Within DBM Vircon our predominant software is Tekla Structures, the development time put into this software and the systems created around it by our technology team gives our group a very stable and efficient platform to deliver our largescale projects.
We are also developing Advance Steel further within the Perth office for industrial work.
Do you think construction modellers & detailers are given the recognition they deserve for all the “non-detailing” work they do?
Resolving errors, omissions and conflicting information within the design documentation has been something detailers have always done. However it’s something that’s not always tangible or recognised by the client. If a brick layer only received 80% of his bricks, he could likely still build 80% of your house walls. Unfortunately if we receive 80% of the design intent, it can substantially hold up a much greater percentage of the project.
I once started a project with a 60% design set of documents, with client expectations we could still hit the first sequence IFA six weeks out from starting. That was an extremely stressful project with much time being spent raising hundreds of RFI’s for design information and a constant justification on why our IFA’s were late or incomplete. Like my analogy above, it is like blaming the bricklayer because the brick factory cannot make and deliver the bricks fast enough. Having a client who understands where the bottlenecks are occurring and applying support in the correct place is critical to all stakeholders.
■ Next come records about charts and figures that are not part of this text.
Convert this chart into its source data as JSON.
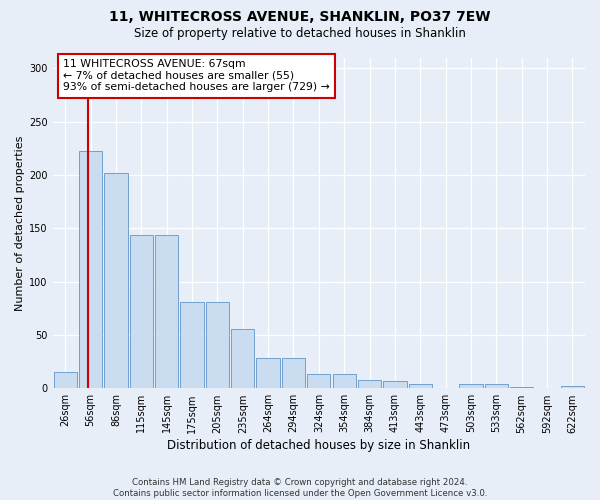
{
  "title1": "11, WHITECROSS AVENUE, SHANKLIN, PO37 7EW",
  "title2": "Size of property relative to detached houses in Shanklin",
  "xlabel": "Distribution of detached houses by size in Shanklin",
  "ylabel": "Number of detached properties",
  "footnote": "Contains HM Land Registry data © Crown copyright and database right 2024.\nContains public sector information licensed under the Open Government Licence v3.0.",
  "bar_labels": [
    "26sqm",
    "56sqm",
    "86sqm",
    "115sqm",
    "145sqm",
    "175sqm",
    "205sqm",
    "235sqm",
    "264sqm",
    "294sqm",
    "324sqm",
    "354sqm",
    "384sqm",
    "413sqm",
    "443sqm",
    "473sqm",
    "503sqm",
    "533sqm",
    "562sqm",
    "592sqm",
    "622sqm"
  ],
  "bar_values": [
    15,
    222,
    202,
    144,
    144,
    81,
    81,
    56,
    28,
    28,
    13,
    13,
    8,
    7,
    4,
    0,
    4,
    4,
    1,
    0,
    2
  ],
  "bar_color": "#c9dcf0",
  "bar_edge_color": "#6096c8",
  "annotation_text": "11 WHITECROSS AVENUE: 67sqm\n← 7% of detached houses are smaller (55)\n93% of semi-detached houses are larger (729) →",
  "annotation_box_color": "#ffffff",
  "annotation_box_edge": "#cc0000",
  "vline_color": "#cc0000",
  "ylim": [
    0,
    310
  ],
  "yticks": [
    0,
    50,
    100,
    150,
    200,
    250,
    300
  ],
  "background_color": "#e8eef8",
  "grid_color": "#ffffff",
  "title1_fontsize": 10,
  "title2_fontsize": 8.5,
  "xlabel_fontsize": 8.5,
  "ylabel_fontsize": 8,
  "tick_fontsize": 7,
  "annotation_fontsize": 7.8,
  "footnote_fontsize": 6.2
}
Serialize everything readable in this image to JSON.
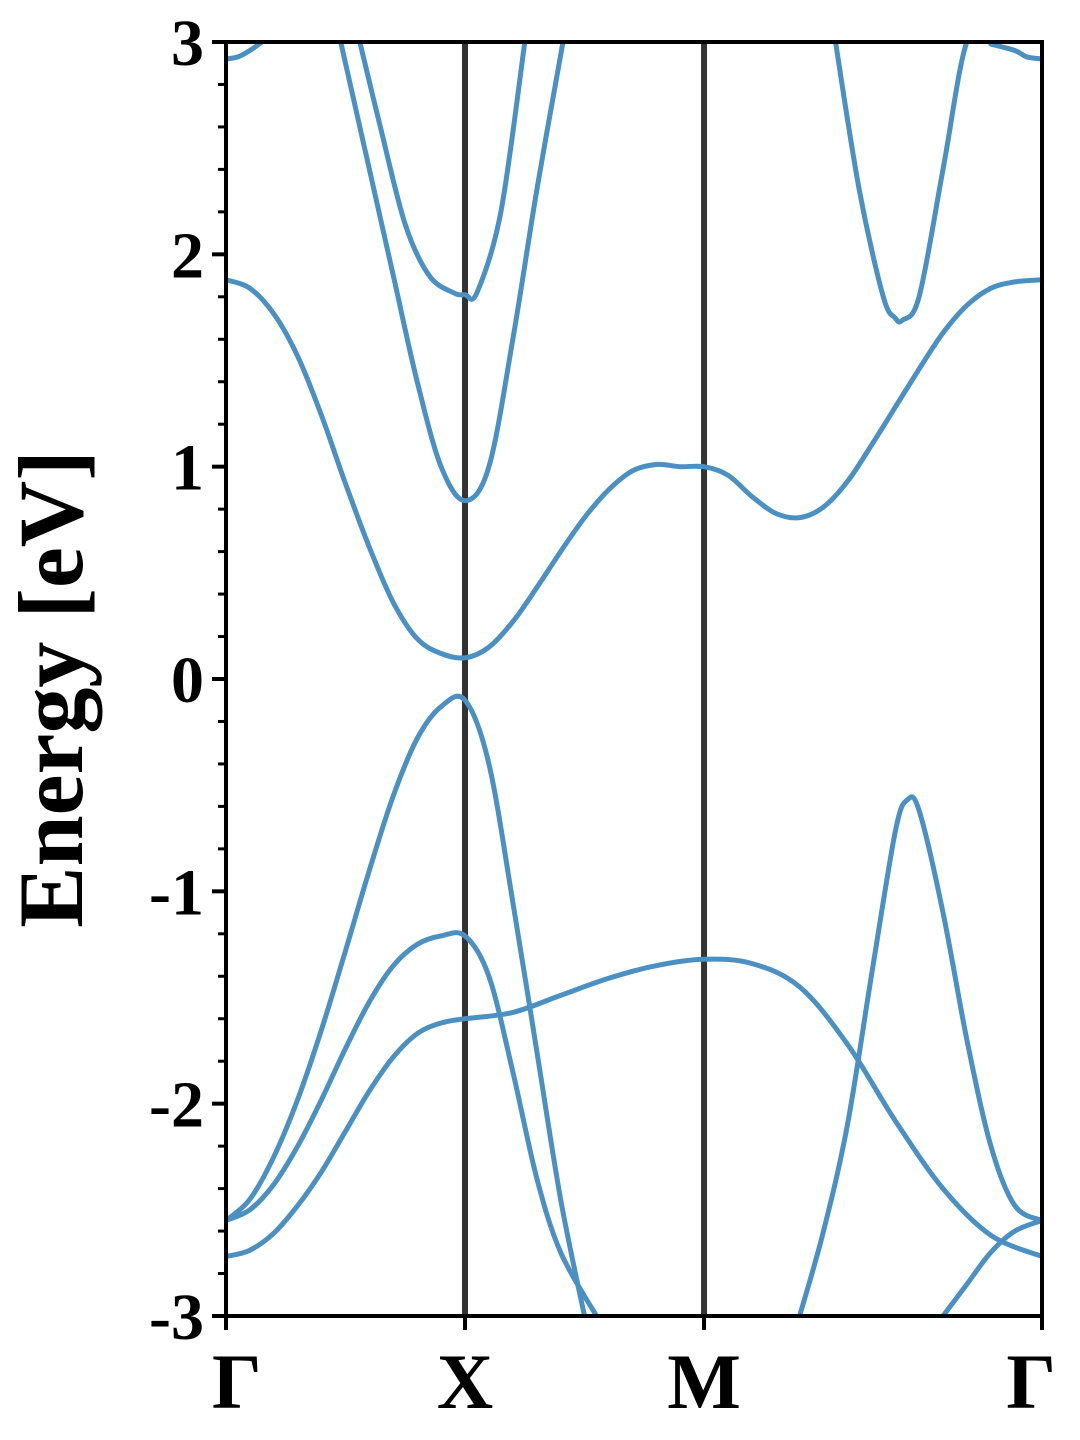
{
  "chart_data": {
    "type": "line",
    "title": "",
    "xlabel": "",
    "ylabel": "Energy [eV]",
    "ylim": [
      -3,
      3
    ],
    "y_ticks": [
      3,
      2,
      1,
      0,
      -1,
      -2,
      -3
    ],
    "y_tick_labels": [
      "3",
      "2",
      "1",
      "0",
      "-1",
      "-2",
      "-3"
    ],
    "y_minor_step": 0.2,
    "k_points": [
      {
        "label": "Γ",
        "x": 0.0
      },
      {
        "label": "X",
        "x": 1.0
      },
      {
        "label": "M",
        "x": 2.0
      },
      {
        "label": "Γ",
        "x": 3.414
      }
    ],
    "grid": false,
    "line_color": "#4a90c2",
    "divider_color": "#333333",
    "series": [
      {
        "x": [
          0,
          0.1,
          0.2,
          0.3,
          0.4,
          0.5,
          0.6,
          0.7,
          0.8,
          0.9,
          1.0,
          1.1,
          1.2,
          1.3,
          1.4,
          1.5,
          1.6,
          1.7,
          1.8,
          1.9,
          2.0,
          2.1,
          2.2,
          2.3,
          2.4,
          2.5,
          2.6,
          2.7,
          2.8,
          2.9,
          3.0,
          3.1,
          3.2,
          3.3,
          3.414
        ],
        "y": [
          1.88,
          1.84,
          1.72,
          1.52,
          1.24,
          0.92,
          0.62,
          0.36,
          0.19,
          0.12,
          0.1,
          0.15,
          0.27,
          0.43,
          0.6,
          0.76,
          0.89,
          0.98,
          1.01,
          1.0,
          1.0,
          0.96,
          0.86,
          0.78,
          0.76,
          0.81,
          0.93,
          1.1,
          1.28,
          1.46,
          1.63,
          1.76,
          1.84,
          1.87,
          1.88
        ]
      },
      {
        "x": [
          0.56,
          0.65,
          0.75,
          0.85,
          0.95,
          1.0,
          1.05,
          1.15,
          1.25
        ],
        "y": [
          3.0,
          2.58,
          2.14,
          1.9,
          1.82,
          1.81,
          1.82,
          2.2,
          3.0
        ]
      },
      {
        "x": [
          0.48,
          0.6,
          0.7,
          0.8,
          0.9,
          1.0,
          1.1,
          1.2,
          1.3,
          1.41
        ],
        "y": [
          3.0,
          2.4,
          1.9,
          1.4,
          1.0,
          0.84,
          1.0,
          1.6,
          2.3,
          3.0
        ]
      },
      {
        "x": [
          2.55,
          2.65,
          2.75,
          2.8,
          2.83,
          2.9,
          3.0,
          3.1,
          3.2
        ],
        "y": [
          3.0,
          2.3,
          1.8,
          1.7,
          1.69,
          1.8,
          2.4,
          3.0,
          3.0
        ]
      },
      {
        "x": [
          3.2,
          3.3,
          3.35,
          3.414
        ],
        "y": [
          2.99,
          2.96,
          2.93,
          2.92
        ]
      },
      {
        "x": [
          0,
          0.05,
          0.1,
          0.15
        ],
        "y": [
          2.92,
          2.93,
          2.96,
          3.0
        ]
      },
      {
        "x": [
          0,
          0.1,
          0.2,
          0.3,
          0.4,
          0.5,
          0.6,
          0.7,
          0.8,
          0.9,
          1.0,
          1.1,
          1.2,
          1.3,
          1.4,
          1.5
        ],
        "y": [
          -2.55,
          -2.45,
          -2.25,
          -1.98,
          -1.65,
          -1.28,
          -0.9,
          -0.55,
          -0.28,
          -0.13,
          -0.1,
          -0.4,
          -1.05,
          -1.75,
          -2.45,
          -3.0
        ]
      },
      {
        "x": [
          0,
          0.1,
          0.2,
          0.3,
          0.4,
          0.5,
          0.6,
          0.7,
          0.8,
          0.9,
          1.0,
          1.1,
          1.2,
          1.3,
          1.4,
          1.55
        ],
        "y": [
          -2.55,
          -2.5,
          -2.38,
          -2.2,
          -1.98,
          -1.74,
          -1.52,
          -1.35,
          -1.25,
          -1.21,
          -1.21,
          -1.4,
          -1.85,
          -2.35,
          -2.7,
          -3.0
        ]
      },
      {
        "x": [
          0,
          0.1,
          0.2,
          0.3,
          0.4,
          0.5,
          0.6,
          0.7,
          0.8,
          0.9,
          1.0,
          1.2,
          1.4,
          1.6,
          1.8,
          2.0,
          2.2,
          2.4,
          2.6,
          2.8,
          3.0,
          3.2,
          3.414
        ],
        "y": [
          -2.72,
          -2.69,
          -2.61,
          -2.48,
          -2.32,
          -2.13,
          -1.94,
          -1.78,
          -1.67,
          -1.62,
          -1.6,
          -1.57,
          -1.49,
          -1.41,
          -1.35,
          -1.32,
          -1.34,
          -1.45,
          -1.72,
          -2.08,
          -2.4,
          -2.62,
          -2.72
        ]
      },
      {
        "x": [
          2.4,
          2.5,
          2.6,
          2.7,
          2.8,
          2.85,
          2.9,
          3.0,
          3.1,
          3.2,
          3.3,
          3.414
        ],
        "y": [
          -3.0,
          -2.6,
          -2.1,
          -1.4,
          -0.72,
          -0.57,
          -0.62,
          -1.1,
          -1.7,
          -2.2,
          -2.48,
          -2.55
        ]
      },
      {
        "x": [
          3.0,
          3.1,
          3.2,
          3.3,
          3.414
        ],
        "y": [
          -3.0,
          -2.85,
          -2.7,
          -2.6,
          -2.55
        ]
      }
    ]
  }
}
While there is an onus on the detailer to interpret the design and move it to a detailed product, the basics of the engineering deliverables need to be provided, I would say it is one of the biggest elements of successful project delivery in having the stakeholders on-board with this. Unfortunately even if it is understood it is often ignored when the pressures of cost and schedule come into play. Late or incomplete information is one thing but the disruption and additional cost when revisions come in is another that clients do not always understand. The further into the process you are, the more backtracking and reprocessing that needs to be done. The knock on effect to other work fronts is also impacted and if a project is not communicated in a timely manner as to those impacts, you will be chasing your tail for the remainder.
The amount of work required to produce a clash free model when interfacing structural, civil, mechanical, piping, electrical and vendor, as well as the solutions to those problems, are generally resolved at the coal face by the construction modeller. Unfortunately much of what we do to help move the project forward goes unseen. You are never judged on what you have got right, or on issues that never saw the light of day because they were already taken care of.
How do you see the future for our industry and Is there any advice you would give to somebody who wanted to become a construction modeller?
The future is exciting, and being a construction modeller can be a rewarding career if you chose it to be. I think automation and technology will change how work is done from bringing the detailing model further into the engineering and fabrication realms.
The next generation of construction modellers will need to be prepared for a rapidly changing industry and a path of continual learning. The industry will always need new blood and the role of the construction modeller I believe will always be needed because everything we design has the human element and creating is in our nature. Thomas Carlyle said: ‘Every man is my superior in that I may learn from him’. If you look at everything through that lens and be prepared to be coachable, I believe the industry will serve you well, and you it.
Driving an old work ute in forty-degree heat, dodging emus up to Agnew Gold mine 400km north of Kalgoorlie, I pretty much thought at the time that maybe that would be the furthest I would travel for a project. I wouldn’t have imagined 20 years later flying out of my home base in Manila, Philippines into L.A. California to kick off a 10,000-tonne seismic designed structure for the LAX midfield concourse expansion that would be modelled, detailed and controlled in 4 separate geographic offices. What a wonderful experience!